OH, WHAT THE HELL: Julius Caesar, commanding the 13th Legion, crosses the Rubicon River and begins a Roman civil war generally named after him on this date in 49 BC. Caesar was fresh off a number of stirring military victories that extended all the way to the English Channel, which some in the Roman Senate saw as a threat, so they ordered him to step down from his command.
F*ck That Noise: This is hardly what ambitious men hell-bent on world dominance want to hear, and Caesar ignored the order, remaining in command of the 13th Legion.

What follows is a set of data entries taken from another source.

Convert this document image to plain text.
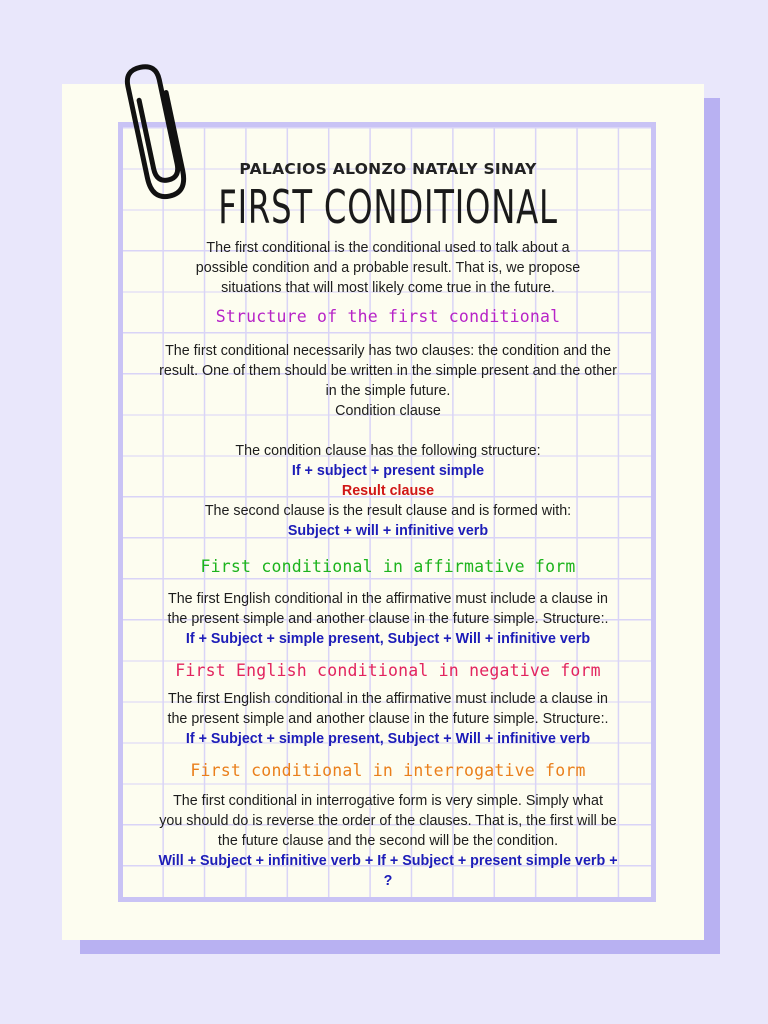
PALACIOS ALONZO NATALY SINAY
FIRST CONDITIONAL

The first conditional is the conditional used to talk about a

possible condition and a probable result. That is, we propose

situations that will most likely come true in the future.

Structure of the first conditional

The first conditional necessarily has two clauses: the condition and the

result. One of them should be written in the simple present and the other

in the simple future.

Condition clause

The condition clause has the following structure:

If + subject + present simple

Result clause

The second clause is the result clause and is formed with:

Subject + will + infinitive verb

First conditional in affirmative form

The first English conditional in the affirmative must include a clause in

the present simple and another clause in the future simple. Structure:.

If + Subject + simple present, Subject + Will + infinitive verb

First English conditional in negative form

The first English conditional in the affirmative must include a clause in

the present simple and another clause in the future simple. Structure:.

If + Subject + simple present, Subject + Will + infinitive verb

First conditional in interrogative form

The first conditional in interrogative form is very simple. Simply what

you should do is reverse the order of the clauses. That is, the first will be

the future clause and the second will be the condition.

Will + Subject + infinitive verb + If + Subject + present simple verb +

?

Fly In The Ointment: Crossing the Rubicon meant Caesar was entering Roman Italy under arms, considered an act of war. Caesar’s Civil War would last four years, result in his victory and lead to the establishment of the Roman Empire. Caesar may or may not have said “the die is cast”. Though generally attributed to him, History is unclear on the matter.
Some Places Have Interns For This: The Rubicon River was then the border between Gaul and Italy and “crossing the Rubicon” remains in our vernacular, referring to the crossing of a line of demarcation from which there is no going back.
Great Moments In Sending Radar Waves To The Moon And Having Them Bounce Back To Earth: Man reaches the Moon for the first time when the US Army Signal Corps sends radar signals to the Moon and receives them back here on Earth on this date in 1946.
Known as Project Diana, probably after a cute secretary in the office, though perhaps after the Roman moon goddess, the test established that radio waves could penetrate Earth’s atmosphere, establishing communications with manned space missions was possible, and it also established that communications could be bounced off the Moon to reach other places on Earth, though this advancement was rendered obsolete with the advent of satellite communications.
FunFact: The test also showed the Moon was 238,000 miles from Earth on that day, about its average distance. Due to the Moon’s elliptical orbit, its distance from Earth varies, from as close 225,000 miles to as far away as 252,000 miles.
Quotebook: Let everyone mind his own business, and endeavor to be what he was made. – Henry David Thoreau, Walden
Answer To The Last Trivia Question: 14 astronauts who flew in the Apollo program, including those who flew to the Moon but did not land, are still alive today.